We know that these satellites do a great job of measuring the sea level, but what exactly are they measuring it against?

So Is Sea Level Zero?

The
Well yes… and no. It depends on your reference point. If you look on any topographical map, you’ll notice that elevations are reported in height above (or occasionally, below) sea level. Pilots often report altitudes in AMSL, or Above Mean Sea Level. Mean sea level is obtained by time-averaging the still water level (SWL) to remove cyclical effect of daily tides. SWL is simply what can be measured with a tide gauge, the water level with sea motions such as wind waves smoothed out. This works well enough for measuring the elevation of things that aren’t, well, the ocean, but we run into a problem if we try to measure the ocean in terms of itself. This is where we need other references to measure against.

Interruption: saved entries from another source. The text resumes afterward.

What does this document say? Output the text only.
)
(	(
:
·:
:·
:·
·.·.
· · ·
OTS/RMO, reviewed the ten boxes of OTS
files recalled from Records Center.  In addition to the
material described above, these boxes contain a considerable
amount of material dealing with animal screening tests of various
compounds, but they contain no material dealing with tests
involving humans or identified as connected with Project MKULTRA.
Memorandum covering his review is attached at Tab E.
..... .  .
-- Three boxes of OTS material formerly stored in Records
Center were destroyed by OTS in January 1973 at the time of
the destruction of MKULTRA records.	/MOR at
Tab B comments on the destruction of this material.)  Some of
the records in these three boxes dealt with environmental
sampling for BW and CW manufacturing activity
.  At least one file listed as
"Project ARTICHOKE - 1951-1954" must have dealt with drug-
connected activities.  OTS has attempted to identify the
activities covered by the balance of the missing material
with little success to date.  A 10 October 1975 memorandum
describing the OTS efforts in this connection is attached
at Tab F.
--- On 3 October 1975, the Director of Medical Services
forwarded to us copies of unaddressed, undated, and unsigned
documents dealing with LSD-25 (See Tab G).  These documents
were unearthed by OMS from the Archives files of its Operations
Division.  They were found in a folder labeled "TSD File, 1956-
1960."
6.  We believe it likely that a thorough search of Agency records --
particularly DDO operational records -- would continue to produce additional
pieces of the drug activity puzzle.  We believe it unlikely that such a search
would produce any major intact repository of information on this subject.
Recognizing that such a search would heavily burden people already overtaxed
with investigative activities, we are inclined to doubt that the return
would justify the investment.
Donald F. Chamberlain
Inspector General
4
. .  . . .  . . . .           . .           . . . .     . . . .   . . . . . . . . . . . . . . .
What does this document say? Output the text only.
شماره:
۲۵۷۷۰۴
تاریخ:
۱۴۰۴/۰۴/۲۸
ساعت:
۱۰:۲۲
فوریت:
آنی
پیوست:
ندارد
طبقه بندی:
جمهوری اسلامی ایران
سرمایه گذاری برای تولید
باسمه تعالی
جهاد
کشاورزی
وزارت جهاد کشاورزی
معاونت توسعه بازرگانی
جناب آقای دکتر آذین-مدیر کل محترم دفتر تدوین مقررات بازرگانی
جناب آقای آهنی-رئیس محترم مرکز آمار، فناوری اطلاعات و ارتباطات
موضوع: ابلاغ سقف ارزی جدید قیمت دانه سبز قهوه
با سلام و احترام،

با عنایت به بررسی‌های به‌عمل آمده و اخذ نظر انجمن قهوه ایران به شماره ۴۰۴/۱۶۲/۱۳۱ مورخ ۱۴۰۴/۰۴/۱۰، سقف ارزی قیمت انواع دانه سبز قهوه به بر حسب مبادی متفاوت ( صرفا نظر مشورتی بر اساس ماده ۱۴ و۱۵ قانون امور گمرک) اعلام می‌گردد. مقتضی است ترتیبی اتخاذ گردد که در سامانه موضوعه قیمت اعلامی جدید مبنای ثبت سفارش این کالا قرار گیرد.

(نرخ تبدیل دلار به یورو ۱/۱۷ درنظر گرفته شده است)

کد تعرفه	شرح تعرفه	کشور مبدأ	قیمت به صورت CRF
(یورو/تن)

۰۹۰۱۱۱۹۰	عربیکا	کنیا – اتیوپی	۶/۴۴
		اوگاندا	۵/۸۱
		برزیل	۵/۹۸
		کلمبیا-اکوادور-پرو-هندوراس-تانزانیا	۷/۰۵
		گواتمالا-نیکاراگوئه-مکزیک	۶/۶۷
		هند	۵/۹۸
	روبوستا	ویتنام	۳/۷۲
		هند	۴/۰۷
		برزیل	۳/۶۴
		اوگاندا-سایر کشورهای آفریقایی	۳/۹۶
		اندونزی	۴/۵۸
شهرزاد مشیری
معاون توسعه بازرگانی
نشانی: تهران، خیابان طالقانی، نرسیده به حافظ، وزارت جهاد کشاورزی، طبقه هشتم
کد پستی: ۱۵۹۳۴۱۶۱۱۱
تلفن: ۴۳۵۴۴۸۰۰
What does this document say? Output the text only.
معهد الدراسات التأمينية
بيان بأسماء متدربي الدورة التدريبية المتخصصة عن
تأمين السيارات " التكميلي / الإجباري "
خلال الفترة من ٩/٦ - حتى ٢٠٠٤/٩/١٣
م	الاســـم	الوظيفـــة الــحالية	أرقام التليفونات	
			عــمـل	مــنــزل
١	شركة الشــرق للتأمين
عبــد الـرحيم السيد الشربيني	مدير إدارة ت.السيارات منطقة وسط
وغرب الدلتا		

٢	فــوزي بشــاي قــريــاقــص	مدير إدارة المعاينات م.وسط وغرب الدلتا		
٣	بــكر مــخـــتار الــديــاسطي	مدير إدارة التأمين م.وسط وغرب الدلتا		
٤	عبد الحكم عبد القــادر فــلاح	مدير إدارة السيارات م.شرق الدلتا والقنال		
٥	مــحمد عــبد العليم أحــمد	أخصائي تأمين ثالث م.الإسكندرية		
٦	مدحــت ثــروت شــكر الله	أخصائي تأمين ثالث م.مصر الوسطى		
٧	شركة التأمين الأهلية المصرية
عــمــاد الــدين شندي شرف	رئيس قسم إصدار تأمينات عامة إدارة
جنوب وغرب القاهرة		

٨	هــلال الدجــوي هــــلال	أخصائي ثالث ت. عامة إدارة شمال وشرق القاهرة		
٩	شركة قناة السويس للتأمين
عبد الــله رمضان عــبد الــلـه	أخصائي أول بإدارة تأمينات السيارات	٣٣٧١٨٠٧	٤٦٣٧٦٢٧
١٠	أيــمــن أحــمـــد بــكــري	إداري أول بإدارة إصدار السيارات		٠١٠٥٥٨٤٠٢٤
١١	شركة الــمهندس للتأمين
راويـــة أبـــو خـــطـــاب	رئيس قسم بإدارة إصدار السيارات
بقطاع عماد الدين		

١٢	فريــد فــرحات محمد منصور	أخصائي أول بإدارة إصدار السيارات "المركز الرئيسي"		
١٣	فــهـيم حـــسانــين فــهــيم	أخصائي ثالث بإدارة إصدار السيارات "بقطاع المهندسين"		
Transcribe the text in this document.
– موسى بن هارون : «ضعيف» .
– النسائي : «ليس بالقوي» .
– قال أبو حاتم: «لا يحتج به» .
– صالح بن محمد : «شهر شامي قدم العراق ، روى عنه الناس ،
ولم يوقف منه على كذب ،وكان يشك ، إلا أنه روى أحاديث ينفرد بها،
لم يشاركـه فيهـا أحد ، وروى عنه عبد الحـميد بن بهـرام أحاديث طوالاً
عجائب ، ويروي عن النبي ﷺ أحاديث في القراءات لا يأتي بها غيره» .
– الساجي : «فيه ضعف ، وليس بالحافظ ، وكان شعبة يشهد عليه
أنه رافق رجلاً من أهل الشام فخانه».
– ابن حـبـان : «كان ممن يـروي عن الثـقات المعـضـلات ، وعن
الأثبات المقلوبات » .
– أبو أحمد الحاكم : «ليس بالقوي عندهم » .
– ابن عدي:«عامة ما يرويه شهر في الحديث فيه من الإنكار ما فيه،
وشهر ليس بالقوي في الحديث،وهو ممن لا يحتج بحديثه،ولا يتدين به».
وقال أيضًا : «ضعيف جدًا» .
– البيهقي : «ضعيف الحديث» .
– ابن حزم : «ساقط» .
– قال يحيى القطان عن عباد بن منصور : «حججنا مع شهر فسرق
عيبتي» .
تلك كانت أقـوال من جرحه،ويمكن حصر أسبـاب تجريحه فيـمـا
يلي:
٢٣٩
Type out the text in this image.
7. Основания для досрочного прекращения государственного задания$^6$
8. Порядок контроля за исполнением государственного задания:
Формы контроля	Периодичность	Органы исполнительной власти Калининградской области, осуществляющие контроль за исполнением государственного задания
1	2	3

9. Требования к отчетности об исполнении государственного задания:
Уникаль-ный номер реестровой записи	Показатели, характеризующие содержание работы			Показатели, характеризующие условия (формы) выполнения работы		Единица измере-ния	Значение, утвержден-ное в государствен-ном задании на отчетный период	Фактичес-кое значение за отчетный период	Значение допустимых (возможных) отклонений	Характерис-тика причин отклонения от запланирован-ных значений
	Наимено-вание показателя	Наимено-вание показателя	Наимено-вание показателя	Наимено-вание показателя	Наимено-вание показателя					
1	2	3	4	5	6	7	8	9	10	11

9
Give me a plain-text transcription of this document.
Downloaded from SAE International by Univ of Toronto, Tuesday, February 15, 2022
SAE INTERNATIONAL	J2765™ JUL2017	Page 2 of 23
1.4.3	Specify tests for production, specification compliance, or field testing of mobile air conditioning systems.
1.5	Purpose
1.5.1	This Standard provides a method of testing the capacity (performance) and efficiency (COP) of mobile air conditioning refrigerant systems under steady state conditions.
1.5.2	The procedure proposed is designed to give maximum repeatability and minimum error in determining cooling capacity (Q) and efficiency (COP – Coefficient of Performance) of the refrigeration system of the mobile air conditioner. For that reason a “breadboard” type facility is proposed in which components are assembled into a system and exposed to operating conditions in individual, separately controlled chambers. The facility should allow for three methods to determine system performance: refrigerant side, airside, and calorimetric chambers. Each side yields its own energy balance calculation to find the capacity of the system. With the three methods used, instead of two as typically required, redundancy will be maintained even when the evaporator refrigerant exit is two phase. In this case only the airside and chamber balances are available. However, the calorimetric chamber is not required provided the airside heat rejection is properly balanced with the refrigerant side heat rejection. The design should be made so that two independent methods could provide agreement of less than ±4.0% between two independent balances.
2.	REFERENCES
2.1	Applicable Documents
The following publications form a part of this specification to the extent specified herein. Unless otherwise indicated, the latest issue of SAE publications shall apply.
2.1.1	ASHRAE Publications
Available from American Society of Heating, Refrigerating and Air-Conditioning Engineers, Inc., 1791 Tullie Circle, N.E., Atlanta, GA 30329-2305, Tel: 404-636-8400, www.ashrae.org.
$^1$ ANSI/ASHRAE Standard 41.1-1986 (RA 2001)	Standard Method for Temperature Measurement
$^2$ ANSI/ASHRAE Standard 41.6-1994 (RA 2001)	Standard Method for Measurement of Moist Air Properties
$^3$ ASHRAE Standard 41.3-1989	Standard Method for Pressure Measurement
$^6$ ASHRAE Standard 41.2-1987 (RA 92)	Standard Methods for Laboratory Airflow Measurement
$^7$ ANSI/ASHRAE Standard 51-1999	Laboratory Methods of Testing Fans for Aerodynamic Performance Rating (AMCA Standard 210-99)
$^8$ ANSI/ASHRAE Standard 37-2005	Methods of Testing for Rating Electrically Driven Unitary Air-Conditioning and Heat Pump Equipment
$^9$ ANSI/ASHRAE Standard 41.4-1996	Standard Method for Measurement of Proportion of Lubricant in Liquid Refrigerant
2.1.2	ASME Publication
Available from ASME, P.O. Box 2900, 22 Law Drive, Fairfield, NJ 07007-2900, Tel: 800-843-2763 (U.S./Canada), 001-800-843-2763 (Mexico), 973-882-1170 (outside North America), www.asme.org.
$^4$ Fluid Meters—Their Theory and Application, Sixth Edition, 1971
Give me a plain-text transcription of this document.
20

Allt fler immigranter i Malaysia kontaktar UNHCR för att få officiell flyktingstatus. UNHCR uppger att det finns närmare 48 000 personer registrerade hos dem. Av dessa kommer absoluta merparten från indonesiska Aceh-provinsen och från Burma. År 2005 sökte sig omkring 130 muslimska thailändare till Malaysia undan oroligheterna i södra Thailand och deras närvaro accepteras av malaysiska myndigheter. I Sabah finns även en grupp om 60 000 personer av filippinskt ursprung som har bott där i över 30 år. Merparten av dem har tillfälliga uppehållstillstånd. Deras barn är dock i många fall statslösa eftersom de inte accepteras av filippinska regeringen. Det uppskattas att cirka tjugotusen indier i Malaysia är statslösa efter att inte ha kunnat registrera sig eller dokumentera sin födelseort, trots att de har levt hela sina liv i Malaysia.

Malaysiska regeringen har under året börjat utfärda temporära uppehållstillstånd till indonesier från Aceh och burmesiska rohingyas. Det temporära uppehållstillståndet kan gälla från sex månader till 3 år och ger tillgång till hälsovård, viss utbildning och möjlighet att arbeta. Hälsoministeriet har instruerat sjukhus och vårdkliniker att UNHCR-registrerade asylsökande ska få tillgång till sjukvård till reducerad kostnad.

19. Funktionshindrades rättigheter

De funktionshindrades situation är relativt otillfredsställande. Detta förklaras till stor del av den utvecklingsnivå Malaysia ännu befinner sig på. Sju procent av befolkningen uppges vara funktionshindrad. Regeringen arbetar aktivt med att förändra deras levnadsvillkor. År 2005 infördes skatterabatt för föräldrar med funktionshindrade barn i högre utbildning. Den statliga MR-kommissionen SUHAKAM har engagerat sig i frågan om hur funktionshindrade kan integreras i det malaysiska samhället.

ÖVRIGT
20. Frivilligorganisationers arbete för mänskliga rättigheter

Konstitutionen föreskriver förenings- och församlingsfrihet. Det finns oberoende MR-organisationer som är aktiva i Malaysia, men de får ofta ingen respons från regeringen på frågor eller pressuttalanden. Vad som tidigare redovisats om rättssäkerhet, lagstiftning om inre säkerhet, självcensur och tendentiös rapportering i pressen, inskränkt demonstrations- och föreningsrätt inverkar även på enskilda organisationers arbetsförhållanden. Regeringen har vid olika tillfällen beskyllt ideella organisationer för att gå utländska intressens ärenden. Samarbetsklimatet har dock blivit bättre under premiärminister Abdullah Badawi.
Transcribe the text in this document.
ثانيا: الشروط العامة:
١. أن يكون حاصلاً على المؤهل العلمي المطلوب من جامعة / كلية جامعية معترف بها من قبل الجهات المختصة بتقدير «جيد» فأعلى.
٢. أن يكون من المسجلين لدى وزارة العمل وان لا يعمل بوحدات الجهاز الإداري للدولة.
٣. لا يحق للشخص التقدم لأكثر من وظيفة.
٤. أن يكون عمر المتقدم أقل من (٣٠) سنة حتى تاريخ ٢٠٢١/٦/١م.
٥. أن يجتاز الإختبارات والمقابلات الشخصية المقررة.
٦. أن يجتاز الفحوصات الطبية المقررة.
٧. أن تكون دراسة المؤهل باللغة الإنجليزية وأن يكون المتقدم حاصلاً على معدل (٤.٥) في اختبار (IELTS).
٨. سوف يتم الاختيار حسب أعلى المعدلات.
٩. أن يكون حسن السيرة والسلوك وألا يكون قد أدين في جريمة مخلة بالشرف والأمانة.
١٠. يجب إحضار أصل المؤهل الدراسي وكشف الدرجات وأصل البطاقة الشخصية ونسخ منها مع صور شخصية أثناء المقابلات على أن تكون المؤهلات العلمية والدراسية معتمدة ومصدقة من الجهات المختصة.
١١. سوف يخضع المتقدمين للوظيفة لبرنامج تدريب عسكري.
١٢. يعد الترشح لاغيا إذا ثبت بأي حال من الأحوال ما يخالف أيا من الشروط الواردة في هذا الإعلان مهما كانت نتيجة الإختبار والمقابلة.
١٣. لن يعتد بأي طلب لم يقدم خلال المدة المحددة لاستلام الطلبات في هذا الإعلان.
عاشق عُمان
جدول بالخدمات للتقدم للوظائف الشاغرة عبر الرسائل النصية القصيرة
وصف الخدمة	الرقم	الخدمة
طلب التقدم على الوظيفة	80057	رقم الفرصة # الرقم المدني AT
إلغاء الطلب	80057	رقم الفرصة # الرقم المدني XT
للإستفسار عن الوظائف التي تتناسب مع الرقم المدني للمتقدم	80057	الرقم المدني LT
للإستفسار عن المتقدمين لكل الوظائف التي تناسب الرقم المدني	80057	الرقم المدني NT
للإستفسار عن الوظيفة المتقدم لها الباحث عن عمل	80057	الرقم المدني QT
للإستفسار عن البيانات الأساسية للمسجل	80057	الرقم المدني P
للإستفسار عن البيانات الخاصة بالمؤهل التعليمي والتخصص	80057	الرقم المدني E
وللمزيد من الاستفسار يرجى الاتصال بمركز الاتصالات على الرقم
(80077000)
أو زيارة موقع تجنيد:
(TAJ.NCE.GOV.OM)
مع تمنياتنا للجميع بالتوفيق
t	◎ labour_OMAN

The satellite-based instruments report sea level with respect to the WGS-84 Reference Ellipsoid, defined by the TOPEX/Poseidon Data User’s Handbook as the “the first-order definition of the non-spherical shape of the Earth as an ellipsoid.” This is also the baseline GPS receivers use to convey elevation data. Another helpful reference surface is the geoid — the theoretical shape that the Earth’s ocean would make if it were free from the external influences of the Sun and other celestial bodies, only acted upon by the gravity and rotation of the Earth itself.

Does Mars Have a “Sea Level”?

This is all well and good for Earth with its vast oceans, but how is elevation measured on Mars (or other planets, for that matter) where there is no sea to reference?

If you want to measure a mountain on Mars, you better bring a barometer and a calculator. Zero elevation is defined as the isobar where the atmospheric pressure is equal to 610.5 Pa (for reference, “sea level” on earth has an atmospheric pressure of 101.5 kPa). Though seemingly selected at random, 610.5 Pa is the triple point of water on the red planet — that is, the pressure at which water can exist in its solid, liquid, and gaseous states simultaneously. From that, and a reference ellipsoid similar to the one we use for the Earth, the elevation of various geographic features is measured by laser altimeters affixed to an orbiting satellite such as the Mars Global Surveyor.

Let’s take a look at the Moon now, where the “atmospheric” pressure is effectively zero (okay, there’s some gas there but the pressure is around 3\times 10^{-10} Pa). The Mars method won’t work here, since there’s no atmosphere to speak of. To establish the Moon’s reference ellipsoid, scientists determined its average diameter and set that as the zero. The Lunar Reconnaissance Orbiter then can measure the relative altitude of the lunar surface with respect to that datum.

Back To The Beach

So, back to our initial quandary — what exactly is causing that receding shoreline you notice year after year? On average, the global sea level rises annually by about 0.14 inches, so while global warming is a very real concern you probably aren’t noticing its effects on the shoreline one year to the next. That leaves coastal erosion — the gradual removal of sand, rocks, and soil by the ocean. It’s a good thing then, if much of the coastline is so unstable, that we have tide houses and satellites to accurately track changes in the global sea level. That rock you tried to measure against is all but guaranteed to move.